Маркиз побледнел и в приступе гнева потряс кулаком. Но буря была недолгой, всего на несколько секунд. Почти сразу же к маркизу вернулось самообладание и спокойствие; с презрением глядя на гасконца, он сказал:

– Какое вам дело до того, кем я был: французом, голландцем или англичанином? Теперь я – испанец и служу своей новой родине, дорогой мой дон…

– Баррехо де Люсак, – с готовностью подсказал гасконец.

– Принесите этому господину седло, – приказал маркиз, взглянув на солнце, проглянувшее сквозь просвет в листве. – Осталось еще часа два светлого времени, и кто знает, не отыщут ли солдаты из моего арьергарда двух дружков этого господина, потому как ведь вас было трое, сеньор дон… де Люсак.

– Где?

– Вы поднимались в гору, и мы вас видели.

– Да, когда-то у испанцев были зоркие глаза, поэтому они и открыли Америку, но теперь они ничего не видят. Похоже, экваториальное солнце вредно для зрения.

– Вы обнаруживаете присутствие юмора, как мне кажется, сеньор гасконец.

– Зовите меня соотечественником, это будет легче.

– Нет, – крайне резко ответил маркиз. – Монтелимары уже несколько столетий назад вышли из повиновения французской короне.

Солдат принес барабан и знаком указал на него дону Баррехо. Гасконец, которого не покидало хорошее настроение, проверил костяшками пальцев крепость ослиной кожи, потом спокойно уселся, расставив худые ноги и глядя прямо в глаза маркизу.

– Ваше превосходительство, – сказал он, – мое сиденье удобнее вашего, и я, чтобы доставить вам удовольствие, готов уступить его вам.

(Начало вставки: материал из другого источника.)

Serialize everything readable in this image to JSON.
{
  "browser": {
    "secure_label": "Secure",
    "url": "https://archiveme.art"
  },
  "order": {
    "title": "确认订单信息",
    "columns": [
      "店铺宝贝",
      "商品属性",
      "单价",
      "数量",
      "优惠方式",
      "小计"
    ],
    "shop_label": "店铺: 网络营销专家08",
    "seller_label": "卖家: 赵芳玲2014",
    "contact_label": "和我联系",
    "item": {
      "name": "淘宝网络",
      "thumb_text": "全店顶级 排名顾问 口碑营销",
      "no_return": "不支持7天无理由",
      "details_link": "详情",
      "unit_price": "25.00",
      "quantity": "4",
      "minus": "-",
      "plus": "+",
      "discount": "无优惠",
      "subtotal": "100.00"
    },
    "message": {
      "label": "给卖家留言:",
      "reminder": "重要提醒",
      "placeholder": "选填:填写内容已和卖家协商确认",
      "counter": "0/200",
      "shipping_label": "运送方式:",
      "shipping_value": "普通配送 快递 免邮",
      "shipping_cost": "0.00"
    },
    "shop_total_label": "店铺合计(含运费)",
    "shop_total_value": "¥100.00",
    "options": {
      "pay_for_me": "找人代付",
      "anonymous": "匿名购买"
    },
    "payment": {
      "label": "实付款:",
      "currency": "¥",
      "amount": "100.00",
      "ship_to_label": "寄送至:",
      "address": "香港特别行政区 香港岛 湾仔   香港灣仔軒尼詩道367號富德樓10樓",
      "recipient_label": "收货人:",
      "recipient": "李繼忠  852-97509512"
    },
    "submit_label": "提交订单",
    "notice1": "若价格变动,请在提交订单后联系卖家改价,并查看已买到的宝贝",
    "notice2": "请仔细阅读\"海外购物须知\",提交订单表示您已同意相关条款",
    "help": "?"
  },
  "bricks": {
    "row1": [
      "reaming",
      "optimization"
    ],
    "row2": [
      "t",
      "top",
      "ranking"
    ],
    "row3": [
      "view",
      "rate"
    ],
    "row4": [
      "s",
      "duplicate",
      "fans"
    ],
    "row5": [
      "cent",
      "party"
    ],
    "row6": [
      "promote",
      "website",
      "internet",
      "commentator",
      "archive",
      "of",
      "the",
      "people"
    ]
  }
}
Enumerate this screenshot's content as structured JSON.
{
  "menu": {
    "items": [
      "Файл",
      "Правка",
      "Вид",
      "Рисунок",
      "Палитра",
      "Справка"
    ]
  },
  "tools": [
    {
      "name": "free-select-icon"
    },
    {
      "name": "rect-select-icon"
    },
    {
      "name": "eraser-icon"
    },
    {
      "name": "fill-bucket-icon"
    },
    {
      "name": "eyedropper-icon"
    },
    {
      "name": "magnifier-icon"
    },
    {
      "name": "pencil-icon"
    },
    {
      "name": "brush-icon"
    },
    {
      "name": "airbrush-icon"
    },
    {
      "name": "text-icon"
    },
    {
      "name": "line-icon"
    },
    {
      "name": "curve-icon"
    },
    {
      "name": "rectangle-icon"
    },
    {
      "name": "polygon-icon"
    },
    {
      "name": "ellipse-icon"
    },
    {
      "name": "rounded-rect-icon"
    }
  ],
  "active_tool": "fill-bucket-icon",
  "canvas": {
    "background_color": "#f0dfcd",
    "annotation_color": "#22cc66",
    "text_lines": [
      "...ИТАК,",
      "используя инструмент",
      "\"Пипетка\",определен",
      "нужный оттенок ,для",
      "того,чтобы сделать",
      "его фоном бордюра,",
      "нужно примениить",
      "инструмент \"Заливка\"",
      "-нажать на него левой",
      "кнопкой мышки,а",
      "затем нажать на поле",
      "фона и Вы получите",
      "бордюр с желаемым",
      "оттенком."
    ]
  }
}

– Мои предки судили своих вассалов, сидя на стволах деревьев, – ответил сеньор де Монтелимар.

– А мои – на верхушке скалы, высившейся на берегу Бискайского залива. Странные нравы были у наших предков. Я бы, например, предпочел удобное кресло с мягкими подлокотниками.

– Вы закончили?

– А в чем дело?

– Закончили болтать глупости?

– Когда ваше превосходительство заговорили о своих предках, я вспомнил моих, – ответил дон Баррехо. – Я ведь тоже дворянин, да и язык у меня есть.

– Вот его мы сейчас и проверим, – сказал маркиз. – Прежде всего скажите, где в данный момент находятся ваши товарищи?

– Полагаю, сеньор маркиз, что от этой пары несчастных остались только кости. В последний раз я видел моих друзей, когда их окружило стадо разъяренных быков.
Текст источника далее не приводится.